Request By:
Ms. Patricia L. Collinsworth
Magoffin County Treasurer
Courthouse
Salyersville, Kentucky 41465
Opinion
Opinion By: Robert F. Stephens, Attorney General; By: Charles W. Runyan, Assistant Deputy Attorney General
You ask whether the pro-tem county judge/executive can, at the same time, serve as a deputy sheriff?
KRS 61.080(2) provides in part that the offices of "county judge" and "deputy sheriff" are incompatible. (Emphasis added).
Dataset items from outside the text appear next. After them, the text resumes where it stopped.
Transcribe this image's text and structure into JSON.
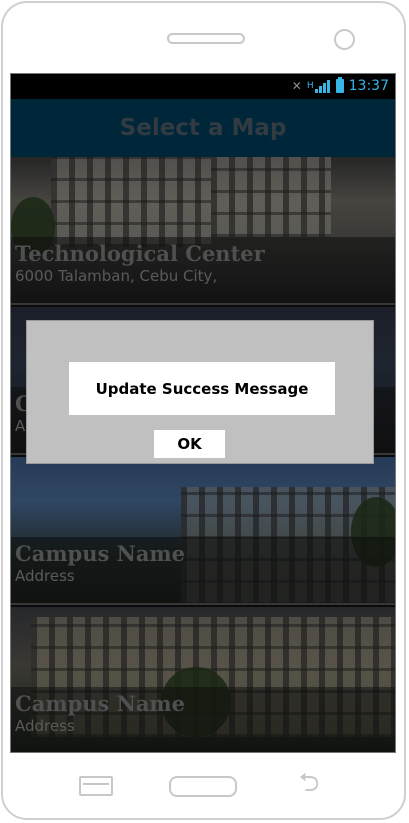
{
  "status_bar": {
    "time": "13:37",
    "network_label": "H",
    "icons": [
      "mute-icon",
      "signal-icon",
      "battery-icon"
    ]
  },
  "header": {
    "title": "Select a Map"
  },
  "campuses": [
    {
      "name": "Technological Center",
      "address": "6000 Talamban, Cebu City,"
    },
    {
      "name": "C",
      "address": "A"
    },
    {
      "name": "Campus Name",
      "address": "Address"
    },
    {
      "name": "Campus Name",
      "address": "Address"
    }
  ],
  "dialog": {
    "message": "Update Success Message",
    "ok_label": "OK"
  },
  "nav": {
    "icons": [
      "recent-apps-icon",
      "home-icon",
      "back-icon"
    ]
  },
  "colors": {
    "header_bg": "#003c58",
    "status_accent": "#38b6e8",
    "dialog_bg": "#c0c0c0"
  }
}
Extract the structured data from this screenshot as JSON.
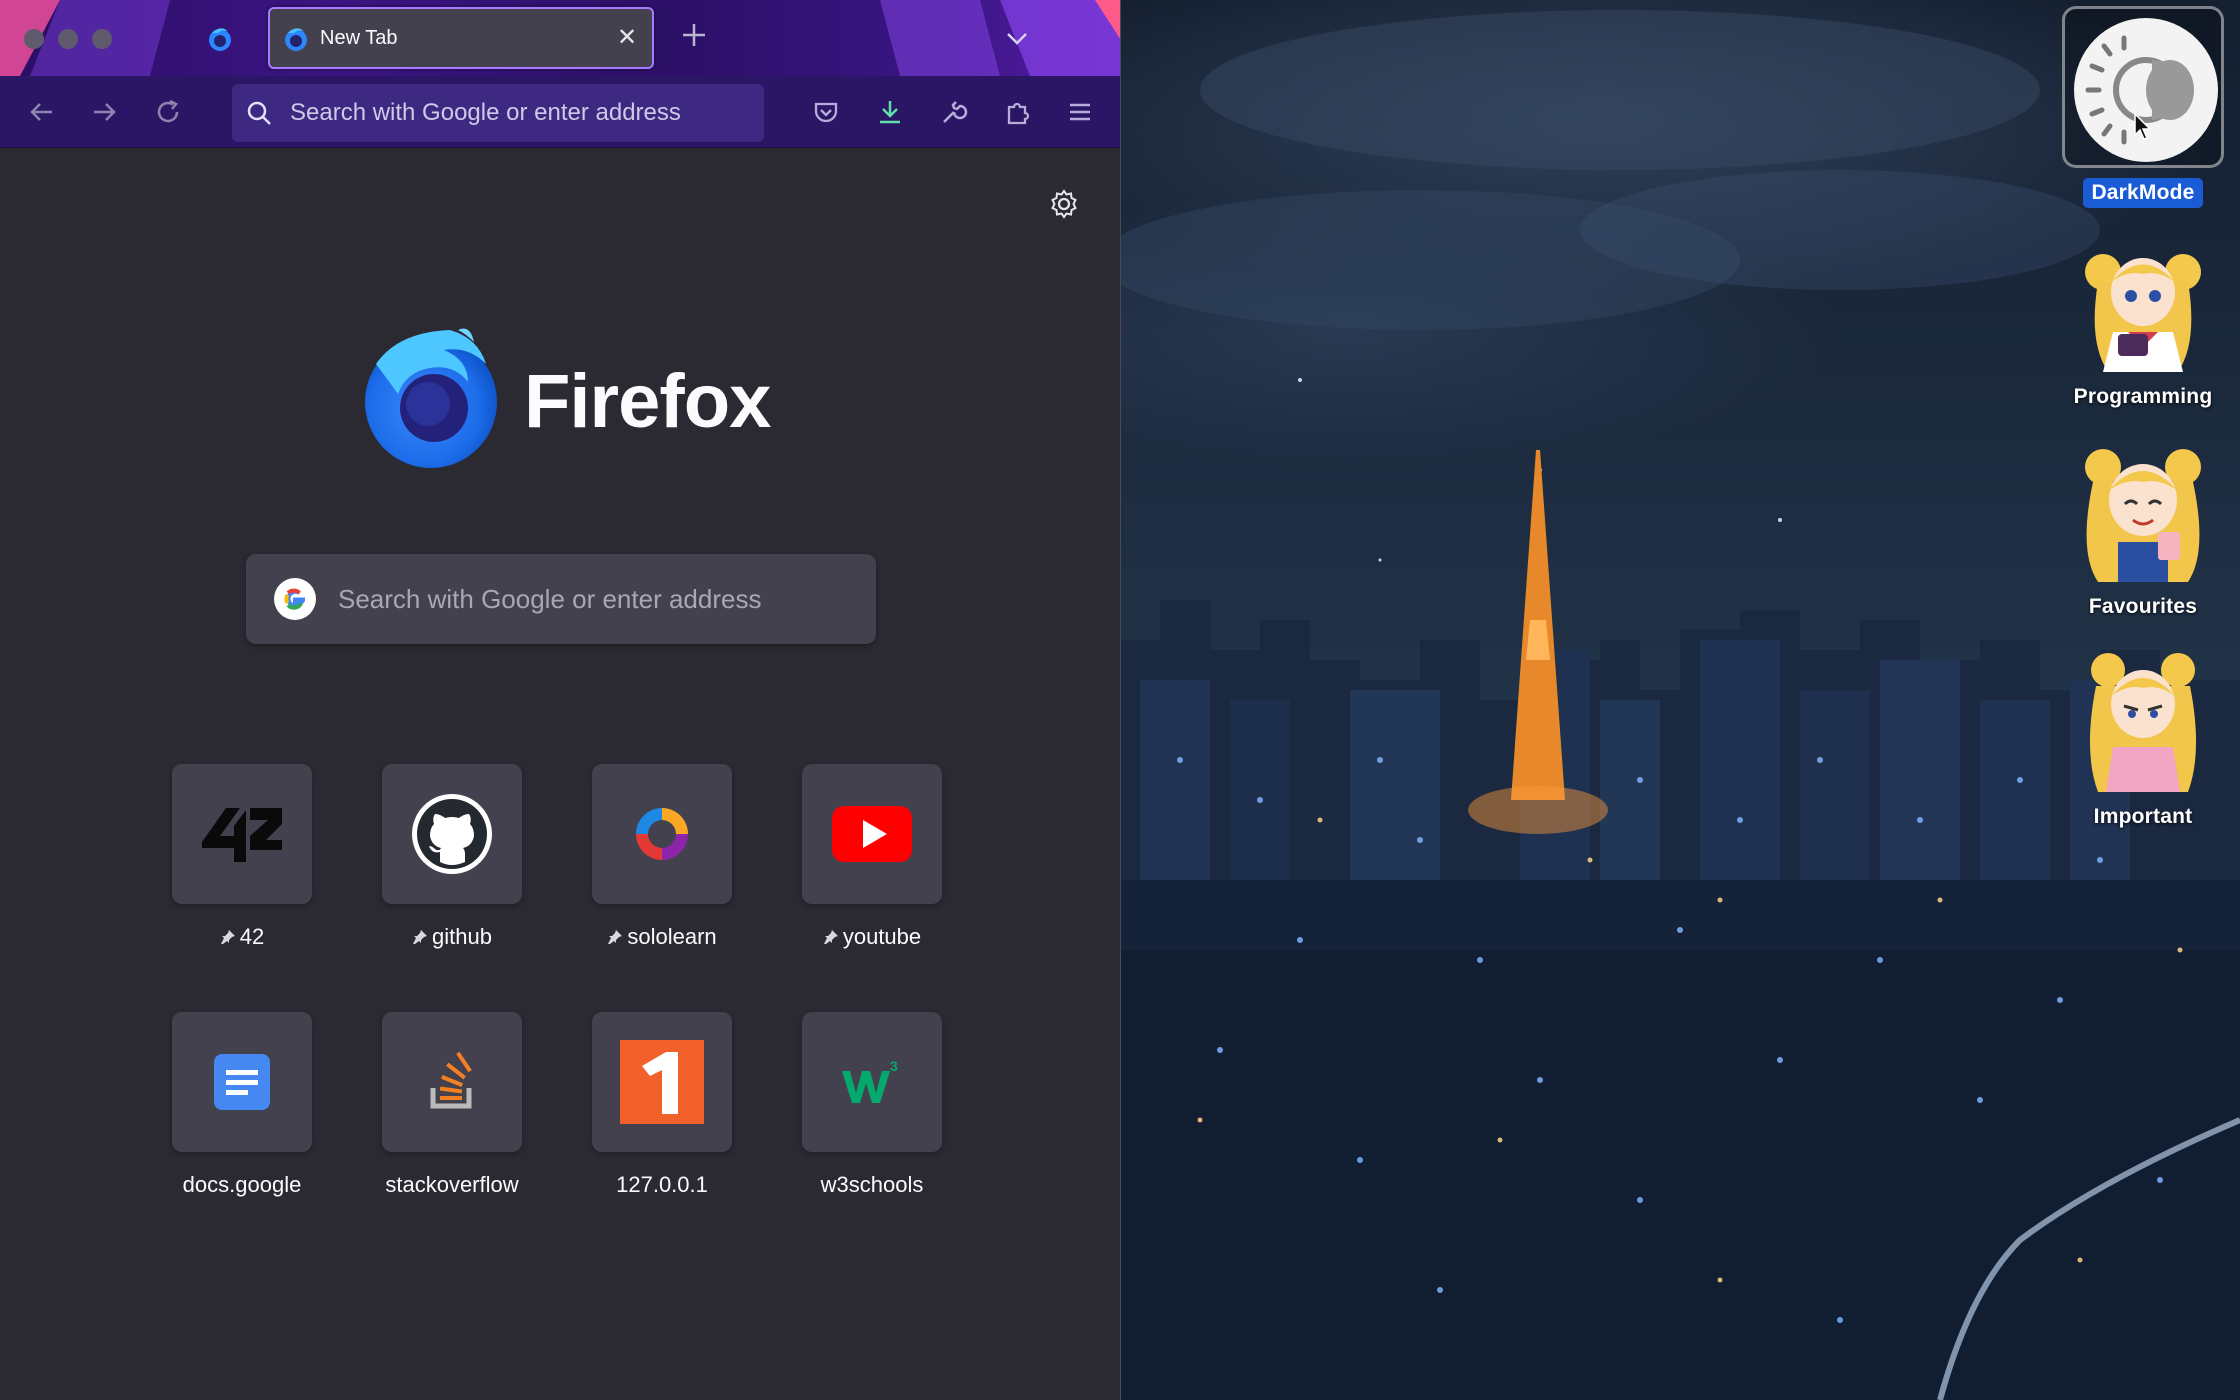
{
  "browser": {
    "active_tab": {
      "title": "New Tab"
    },
    "urlbar": {
      "placeholder": "Search with Google or enter address"
    },
    "new_tab_page": {
      "brand": "Firefox",
      "search_placeholder": "Search with Google or enter address",
      "top_sites": [
        {
          "label": "42",
          "pinned": true,
          "icon": "42-logo-icon"
        },
        {
          "label": "github",
          "pinned": true,
          "icon": "github-icon"
        },
        {
          "label": "sololearn",
          "pinned": true,
          "icon": "sololearn-icon"
        },
        {
          "label": "youtube",
          "pinned": true,
          "icon": "youtube-icon"
        },
        {
          "label": "docs.google",
          "pinned": false,
          "icon": "google-docs-icon"
        },
        {
          "label": "stackoverflow",
          "pinned": false,
          "icon": "stackoverflow-icon"
        },
        {
          "label": "127.0.0.1",
          "pinned": false,
          "icon": "number-one-icon"
        },
        {
          "label": "w3schools",
          "pinned": false,
          "icon": "w3schools-icon"
        }
      ]
    }
  },
  "desktop": {
    "icons": [
      {
        "label": "DarkMode",
        "selected": true,
        "icon": "dark-mode-toggle-icon"
      },
      {
        "label": "Programming",
        "selected": false,
        "icon": "anime-character-icon"
      },
      {
        "label": "Favourites",
        "selected": false,
        "icon": "anime-character-icon"
      },
      {
        "label": "Important",
        "selected": false,
        "icon": "anime-character-icon"
      }
    ]
  },
  "colors": {
    "titlebar": "#3b1483",
    "toolbar": "#2b1665",
    "page_background": "#2b2a33",
    "tile_background": "#42414d",
    "active_tab_outline": "#a57cff",
    "selection_label": "#1a5bd6"
  }
}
Under S.B. 18 (Ch. 20, Acts of 1976 Extraordinary Session), § 6, "wherever the words 'county judge' appear in previously existing statutes, the language shall be changed by the Revisor of Statutes to read 'county judge executive'." See note under KRS 61.080, Banks-Baldwin, stating that "Effective January 2, 1978, the Revisor of Statutes has directed that 'county judge' shall be changed to 'county judge executive' in subsection (2), p r 1976 ex s, 518, § 6."
You enclosed with your letter a copy of the bond Miss Linda Montgomery executed as "deputy sheriff" . The document also indicates that the sheriff appointed her as a deputy sheriff, that she accepted the office and took the constitutional oath under § 228 of the Constitution.
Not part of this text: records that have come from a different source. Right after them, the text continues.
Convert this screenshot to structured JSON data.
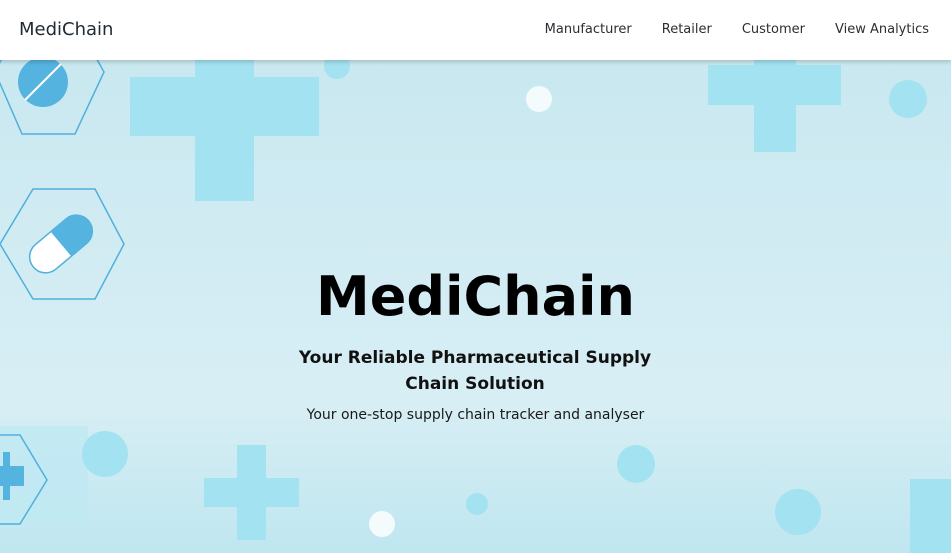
{
  "navbar": {
    "brand": "MediChain",
    "links": [
      "Manufacturer",
      "Retailer",
      "Customer",
      "View Analytics"
    ]
  },
  "hero": {
    "title": "MediChain",
    "subtitle": "Your Reliable Pharmaceutical Supply Chain Solution",
    "description": "Your one-stop supply chain tracker and analyser"
  },
  "colors": {
    "navbar_bg": "#ffffff",
    "hero_bg": "#d3ecf3",
    "deco_cyan": "#a3e2f0",
    "deco_blue": "#4fb0dd",
    "deco_outline": "#4fb0dd",
    "deco_white": "#ffffff"
  },
  "icons": [
    "pill-icon",
    "capsule-icon",
    "medical-cross-icon"
  ]
}
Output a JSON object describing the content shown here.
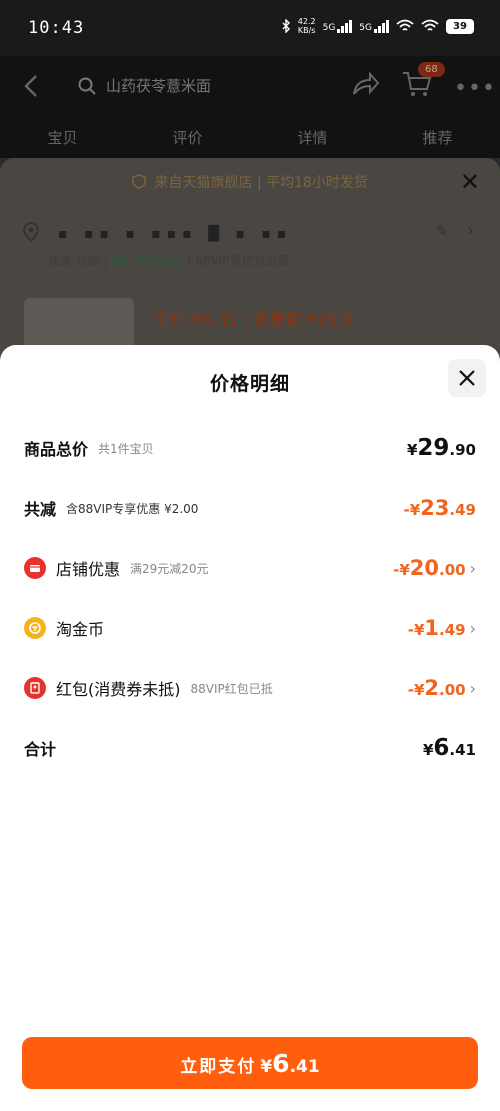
{
  "status_bar": {
    "time": "10:43",
    "net_speed": "42.2",
    "net_unit": "KB/s",
    "sig1": "5G",
    "sig2": "5G",
    "battery": "39"
  },
  "background": {
    "search_text": "山药茯苓薏米面",
    "cart_count": "68",
    "tabs": [
      "宝贝",
      "评价",
      "详情",
      "推荐"
    ],
    "store_line": "来自天猫旗舰店 | 平均18小时发货",
    "shipping_a": "快递 包邮 | ",
    "shipping_b": "预计后天送达",
    "shipping_c": " | 88VIP退货包运费",
    "price_line": "实付 ¥6.41 | 优惠前 ¥29.9"
  },
  "sheet": {
    "title": "价格明细",
    "rows": [
      {
        "label": "商品总价",
        "sub": "共1件宝贝",
        "cur": "¥",
        "int": "29",
        "dec": ".90"
      },
      {
        "label": "共减",
        "sub": "含88VIP专享优惠 ¥2.00",
        "cur": "-¥",
        "int": "23",
        "dec": ".49"
      },
      {
        "label": "店铺优惠",
        "sub": "满29元减20元",
        "cur": "-¥",
        "int": "20",
        "dec": ".00"
      },
      {
        "label": "淘金币",
        "sub": "",
        "cur": "-¥",
        "int": "1",
        "dec": ".49"
      },
      {
        "label": "红包(消费券未抵)",
        "sub": "88VIP红包已抵",
        "cur": "-¥",
        "int": "2",
        "dec": ".00"
      },
      {
        "label": "合计",
        "sub": "",
        "cur": "¥",
        "int": "6",
        "dec": ".41"
      }
    ],
    "pay_button": {
      "label": "立即支付",
      "cur": "¥",
      "int": "6",
      "dec": ".41"
    }
  },
  "colors": {
    "accent_orange": "#f2641e",
    "button_orange": "#ff5e0e",
    "store_icon_red": "#e8322c",
    "coin_icon_yellow": "#f7b21b"
  },
  "icons": [
    "back-arrow-icon",
    "search-icon",
    "share-icon",
    "cart-icon",
    "more-icon",
    "shield-icon",
    "close-icon",
    "location-icon",
    "edit-icon",
    "chevron-right-icon",
    "store-coupon-icon",
    "gold-coin-icon",
    "red-packet-icon"
  ]
}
Clearly one cannot be a deputy county judge executive and a deputy sheriff at the same time, since KRS 61.080(2) explicitly prohibits it. Further, the acceptance by one of another office incompatible with the office first held operates to vacate the first. KRS 61 090.
However, in spite of the negative overtones of KRS 61.080 (2), the statute cannot be applied in the abstract or in a vacuum. We must here determine whether or not Miss Montgomery accepted the "office of deputy sheriff" in the legal or technical sense. The only deputy sheriffs in Kentucky are those appointed by sheriffs to fill a deputy sheriff position specifically authorized by the legislative action of fiscal court pursuant to KRS 64.530 and KRS 70.030. Such deputy sheriffs, under a proper salary set by fiscal court, work full time for the sheriff's office in carrying out various duties assigned to the sheriff by the General Assembly. We understand that Miss Montgomery is not such a regular deputy under the precise terms just outlined.
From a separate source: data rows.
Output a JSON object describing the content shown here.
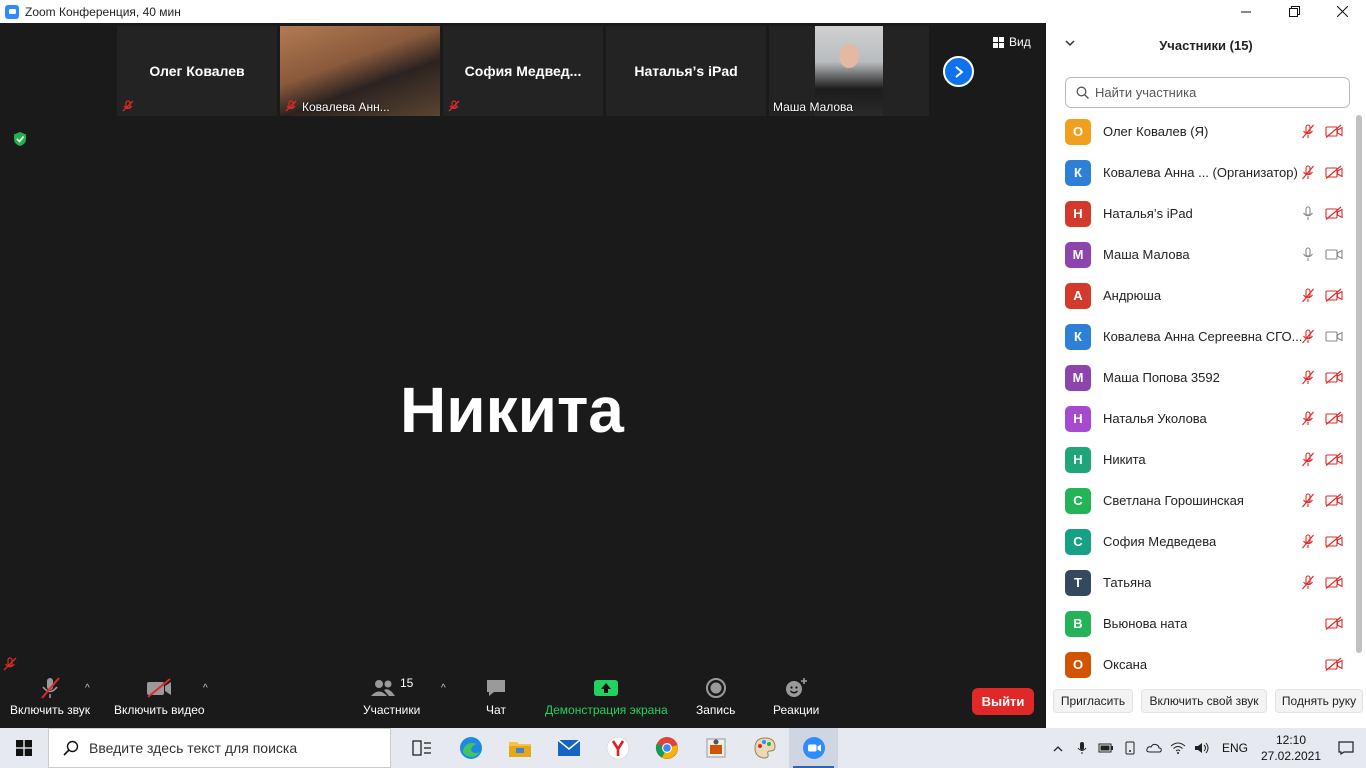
{
  "window": {
    "title": "Zoom Конференция, 40 мин",
    "controls": [
      "minimize",
      "maximize",
      "close"
    ]
  },
  "strip": {
    "tiles": [
      {
        "name": "Олег Ковалев",
        "type": "name",
        "muted": true
      },
      {
        "name": "Ковалева Анн...",
        "type": "video",
        "muted": true
      },
      {
        "name": "София  Медвед...",
        "type": "name",
        "muted": true
      },
      {
        "name": "Наталья’s iPad",
        "type": "name",
        "muted": false
      },
      {
        "name": "Маша Малова",
        "type": "video",
        "muted": false
      }
    ],
    "view_label": "Вид"
  },
  "main": {
    "speaker": "Никита"
  },
  "toolbar": {
    "unmute": "Включить звук",
    "video": "Включить видео",
    "participants": "Участники",
    "participants_count": "15",
    "chat": "Чат",
    "share": "Демонстрация экрана",
    "record": "Запись",
    "reactions": "Реакции",
    "leave": "Выйти"
  },
  "panel": {
    "title": "Участники (15)",
    "search_placeholder": "Найти участника",
    "participants": [
      {
        "initial": "О",
        "name": "Олег Ковалев (Я)",
        "color": "#f0a01e",
        "mic": "muted",
        "cam": "off"
      },
      {
        "initial": "К",
        "name": "Ковалева Анна ... (Организатор)",
        "color": "#2e7fd6",
        "mic": "muted",
        "cam": "off"
      },
      {
        "initial": "Н",
        "name": "Наталья’s iPad",
        "color": "#d23a2b",
        "mic": "on",
        "cam": "off"
      },
      {
        "initial": "М",
        "name": "Маша Малова",
        "color": "#8e44ad",
        "mic": "on",
        "cam": "on"
      },
      {
        "initial": "А",
        "name": "Андрюша",
        "color": "#d23a2b",
        "mic": "muted",
        "cam": "off"
      },
      {
        "initial": "К",
        "name": "Ковалева Анна Сергеевна СГО...",
        "color": "#2e7fd6",
        "mic": "muted",
        "cam": "on"
      },
      {
        "initial": "М",
        "name": "Маша Попова 3592",
        "color": "#8e44ad",
        "mic": "muted",
        "cam": "off"
      },
      {
        "initial": "Н",
        "name": "Наталья Уколова",
        "color": "#a64ad0",
        "mic": "muted",
        "cam": "off"
      },
      {
        "initial": "Н",
        "name": "Никита",
        "color": "#1fa57a",
        "mic": "muted",
        "cam": "off"
      },
      {
        "initial": "С",
        "name": "Светлана Горошинская",
        "color": "#25b35a",
        "mic": "muted",
        "cam": "off"
      },
      {
        "initial": "С",
        "name": "София Медведева",
        "color": "#16a085",
        "mic": "muted",
        "cam": "off"
      },
      {
        "initial": "Т",
        "name": "Татьяна",
        "color": "#34495e",
        "mic": "muted",
        "cam": "off"
      },
      {
        "initial": "В",
        "name": "Вьюнова ната",
        "color": "#25b35a",
        "mic": "none",
        "cam": "off"
      },
      {
        "initial": "О",
        "name": "Оксана",
        "color": "#d35400",
        "mic": "none",
        "cam": "off"
      }
    ],
    "footer": {
      "invite": "Пригласить",
      "unmute_me": "Включить свой звук",
      "raise_hand": "Поднять руку"
    }
  },
  "taskbar": {
    "search_placeholder": "Введите здесь текст для поиска",
    "lang": "ENG",
    "time": "12:10",
    "date": "27.02.2021"
  }
}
It therefore is our opinion that when she accepted the office of deputy sheriff, she accepted nothing. She accepted no legal deputy sheriff office. The notion that it was a legal office is patently illusory. Under this analysis KRS 61.090 has no application, and her acceptance of the so called office of deputy sheriff had no legal effect on her holding the office of deputy county judge/executive. Cf. KRS 70.045, relating to special deputies needed to assist the sheriff during emergencies such as fire, flood, tornado, storm, or other such emergencies.
In order to eliminate the possibility of any legal problems arising out of going armed and making arrests as a deputy sheriff [see KRS 431.005], the sheriff and she would be wise to disavow this appointment, cancel the so called bond, and treat the matter as if it had never happened.